Architecture · Deep dive · AI backend
Private AI and RAG Backend Architecture for WordPress
A deep dive into the AI‑Kit backend: local-first WordPress AI, backend fallback, Bedrock-powered generation, Knowledge Base retrieval, frontend/admin API separation and static export friendly protection.
Architecture thesis: AI for WordPress should not be a black-box SaaS proxy hidden behind a plugin button. The safer pattern is a local-first plugin experience with an optional customer-owned AWS backend for model calls, RAG, citations, guardrails, reCAPTCHA, WAF, logs and knowledge-base ingestion.
Why WordPress AI needs an architecture, not only a prompt box
Adding an AI button to WordPress is easy. Designing where content is processed, which endpoints are public, how grounding works, how model costs are controlled, and how a static frontend can call the backend safely is the hard part.

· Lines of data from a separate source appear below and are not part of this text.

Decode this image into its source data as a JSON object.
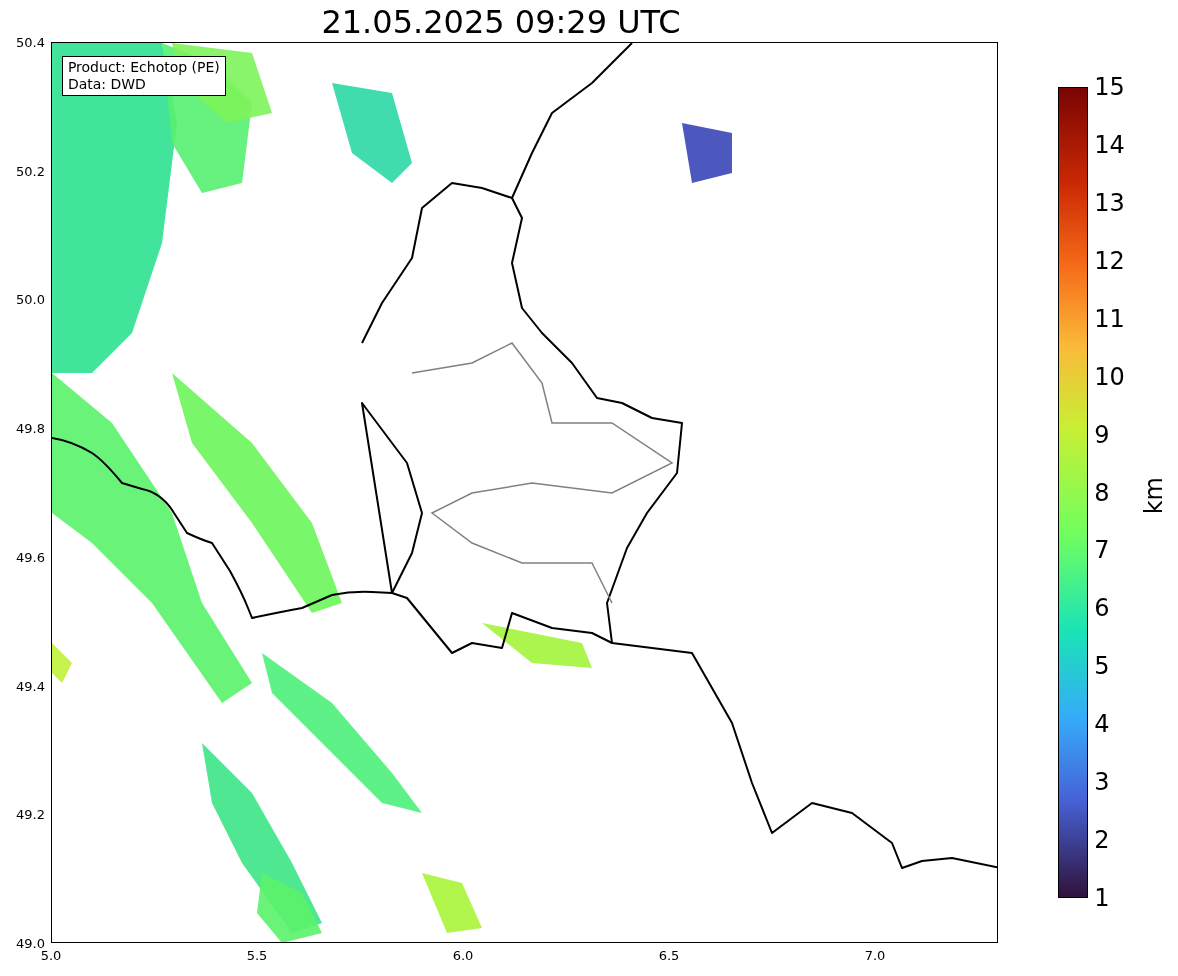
{
  "title": "21.05.2025 09:29 UTC",
  "legend": [
    "Product: Echotop (PE)",
    "Data: DWD"
  ],
  "x_axis": {
    "ticks": [
      "5.0",
      "5.5",
      "6.0",
      "6.5",
      "7.0"
    ]
  },
  "y_axis": {
    "ticks": [
      "50.4",
      "50.2",
      "50.0",
      "49.8",
      "49.6",
      "49.4",
      "49.2",
      "49.0"
    ]
  },
  "colorbar": {
    "label": "km",
    "ticks": [
      "15",
      "14",
      "13",
      "12",
      "11",
      "10",
      "9",
      "8",
      "7",
      "6",
      "5",
      "4",
      "3",
      "2",
      "1"
    ]
  }
}
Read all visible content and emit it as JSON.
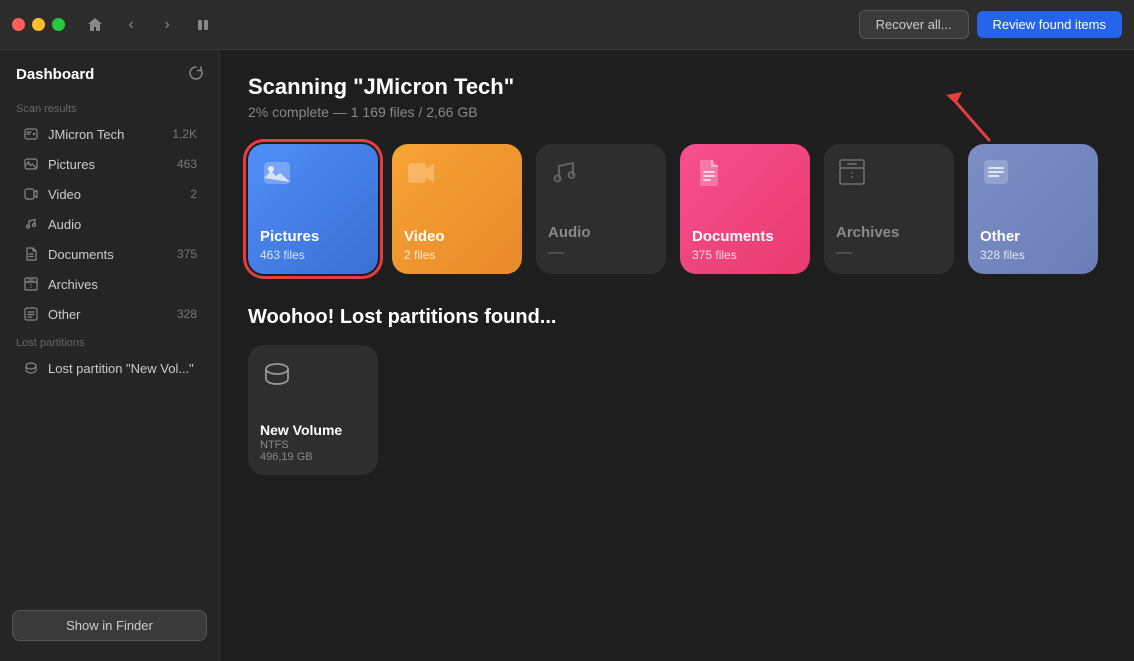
{
  "titlebar": {
    "home_icon": "⌂",
    "back_icon": "‹",
    "forward_icon": "›",
    "pause_icon": "⏸",
    "recover_label": "Recover all...",
    "review_label": "Review found items"
  },
  "sidebar": {
    "title": "Dashboard",
    "dashboard_icon": "⊞",
    "spin_icon": "↻",
    "scan_results_label": "Scan results",
    "items": [
      {
        "id": "jmicron",
        "icon": "💾",
        "label": "JMicron Tech",
        "count": "1,2K"
      },
      {
        "id": "pictures",
        "icon": "🖼",
        "label": "Pictures",
        "count": "463"
      },
      {
        "id": "video",
        "icon": "🎬",
        "label": "Video",
        "count": "2"
      },
      {
        "id": "audio",
        "icon": "♪",
        "label": "Audio",
        "count": ""
      },
      {
        "id": "documents",
        "icon": "📄",
        "label": "Documents",
        "count": "375"
      },
      {
        "id": "archives",
        "icon": "🗜",
        "label": "Archives",
        "count": ""
      },
      {
        "id": "other",
        "icon": "📁",
        "label": "Other",
        "count": "328"
      }
    ],
    "lost_partitions_label": "Lost partitions",
    "lost_partition": {
      "label": "Lost partition \"New Vol...\""
    },
    "show_in_finder": "Show in Finder"
  },
  "content": {
    "scan_title": "Scanning \"JMicron Tech\"",
    "scan_subtitle": "2% complete — 1 169 files / 2,66 GB",
    "cards": [
      {
        "id": "pictures",
        "type": "colored",
        "theme": "blue",
        "icon": "🖼",
        "name": "Pictures",
        "count": "463 files",
        "selected": true
      },
      {
        "id": "video",
        "type": "colored",
        "theme": "orange",
        "icon": "🎬",
        "name": "Video",
        "count": "2 files",
        "selected": false
      },
      {
        "id": "audio",
        "type": "gray",
        "theme": "gray",
        "icon": "♪",
        "name": "Audio",
        "count": "—",
        "selected": false
      },
      {
        "id": "documents",
        "type": "colored",
        "theme": "pink",
        "icon": "📄",
        "name": "Documents",
        "count": "375 files",
        "selected": false
      },
      {
        "id": "archives",
        "type": "gray",
        "theme": "gray",
        "icon": "🗜",
        "name": "Archives",
        "count": "—",
        "selected": false
      },
      {
        "id": "other",
        "type": "colored",
        "theme": "purple",
        "icon": "📝",
        "name": "Other",
        "count": "328 files",
        "selected": false
      }
    ],
    "lost_partitions_title": "Woohoo! Lost partitions found...",
    "partition": {
      "icon": "💿",
      "name": "New Volume",
      "fs": "NTFS",
      "size": "496,19 GB"
    }
  }
}
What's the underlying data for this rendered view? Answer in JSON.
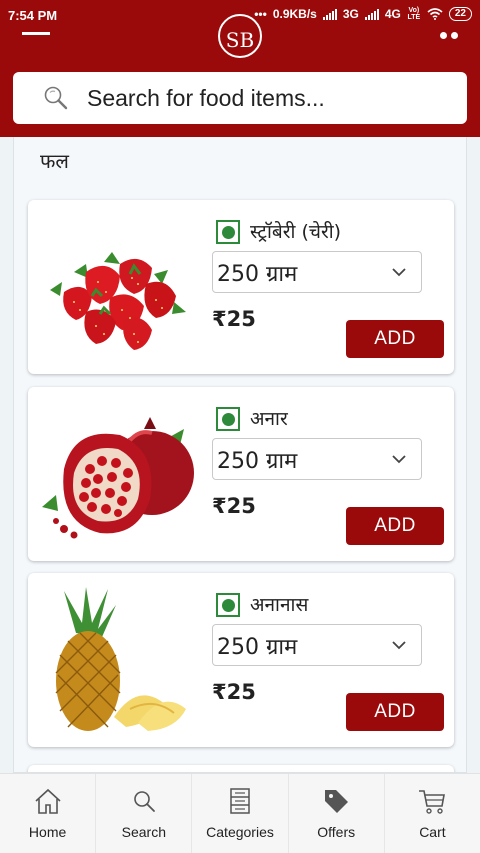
{
  "status_bar": {
    "time": "7:54 PM",
    "data_rate": "0.9KB/s",
    "network_1": "3G",
    "network_2": "4G",
    "volte": "Vo) LTE",
    "battery": "22"
  },
  "header": {
    "logo_text": "SB",
    "search_placeholder": "Search for food items..."
  },
  "section": {
    "title": "फल"
  },
  "products": [
    {
      "name": "स्ट्रॉबेरी (चेरी)",
      "quantity": "250 ग्राम",
      "price": "₹25",
      "add_label": "ADD",
      "image_icon": "strawberry-image"
    },
    {
      "name": "अनार",
      "quantity": "250 ग्राम",
      "price": "₹25",
      "add_label": "ADD",
      "image_icon": "pomegranate-image"
    },
    {
      "name": "अनानास",
      "quantity": "250 ग्राम",
      "price": "₹25",
      "add_label": "ADD",
      "image_icon": "pineapple-image"
    }
  ],
  "bottom_nav": [
    {
      "label": "Home",
      "icon": "home-icon"
    },
    {
      "label": "Search",
      "icon": "search-icon"
    },
    {
      "label": "Categories",
      "icon": "categories-icon"
    },
    {
      "label": "Offers",
      "icon": "offers-tag-icon"
    },
    {
      "label": "Cart",
      "icon": "cart-icon"
    }
  ],
  "colors": {
    "brand": "#9b0a0a",
    "veg_green": "#2c8a3a",
    "background": "#eef3f6"
  }
}
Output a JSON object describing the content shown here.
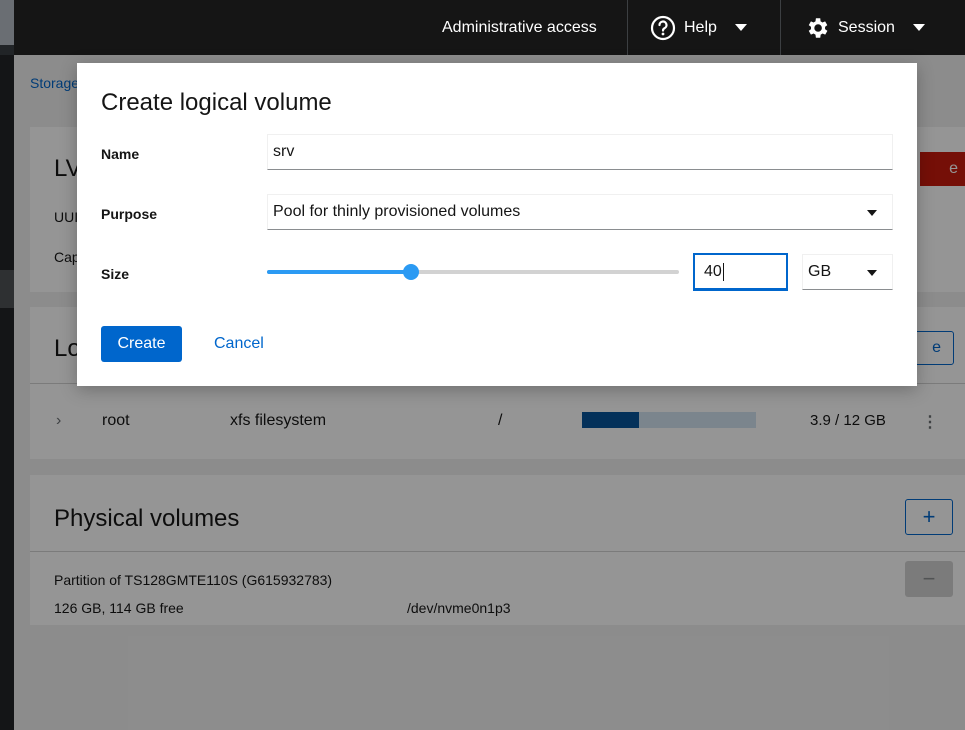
{
  "topbar": {
    "admin_label": "Administrative access",
    "help_label": "Help",
    "session_label": "Session"
  },
  "page": {
    "breadcrumb": "Storage",
    "vg_card": {
      "title": "LV",
      "uuid_label": "UUI",
      "capacity_label": "Cap",
      "delete_label": "e"
    },
    "lv_card": {
      "title": "Lo",
      "create_label": "e",
      "rows": [
        {
          "name": "root",
          "type": "xfs filesystem",
          "mount": "/",
          "usage": "3.9 / 12 GB",
          "usage_fraction": 0.325
        }
      ]
    },
    "pv_card": {
      "title": "Physical volumes",
      "add_label": "+",
      "remove_label": "−",
      "items": [
        {
          "name": "Partition of TS128GMTE110S (G615932783)",
          "size": "126 GB, 114 GB free",
          "device": "/dev/nvme0n1p3"
        }
      ]
    }
  },
  "dialog": {
    "title": "Create logical volume",
    "fields": {
      "name_label": "Name",
      "name_value": "srv",
      "purpose_label": "Purpose",
      "purpose_value": "Pool for thinly provisioned volumes",
      "size_label": "Size",
      "size_value": "40",
      "size_fraction": 0.35,
      "unit_value": "GB"
    },
    "create_label": "Create",
    "cancel_label": "Cancel"
  },
  "colors": {
    "accent": "#0066cc",
    "slider": "#2b9af3",
    "danger": "#c9190b",
    "topbar": "#151515"
  }
}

AI‑Kit starts with the least invasive path: local, on-device browser AI when available. That works well for editor-side rewriting, translation, metadata generation and lightweight tasks. But production websites often need more: fallback when local AI is unavailable, frontend chatbots, DocSearch, multimodal prompts, citations, knowledge-base grounding and protection against public endpoint abuse.
The AI‑Kit backend is the serverless side of that model. It moves backend AI execution into the customer’s AWS account instead of routing every request through the WordPress server or a shared plugin vendor runtime.
System boundary
WordPress editor / Media Library / frontend blocks
│
├─ local mode when browser AI is available
│
▼
AI-Kit JavaScript runtime
│
├─ /admin/* routes for WP Admin and trusted operations
└─ /frontend/* routes only when public features are enabled
│
▼
Amazon API Gateway
│
▼
AiHandlerFunction
prompt, writer, rewriter, summarizer,
translator, language detector, proofreader,
upload URL helper and knowledge-base listing
│
┌────────┴────────┐
▼ ▼
Amazon Bedrock Knowledge Base pipeline
Nova models S3 documents + S3 Vectors
Guardrails DynamoDB debounce state
EventBridge scheduler
KnowledgeBaseSyncFunction
The frontend does not need model provider keys. WordPress does not need to proxy prompts through PHP. Static exports can still use frontend routes when those routes are explicitly enabled and protected with the selected public-access model.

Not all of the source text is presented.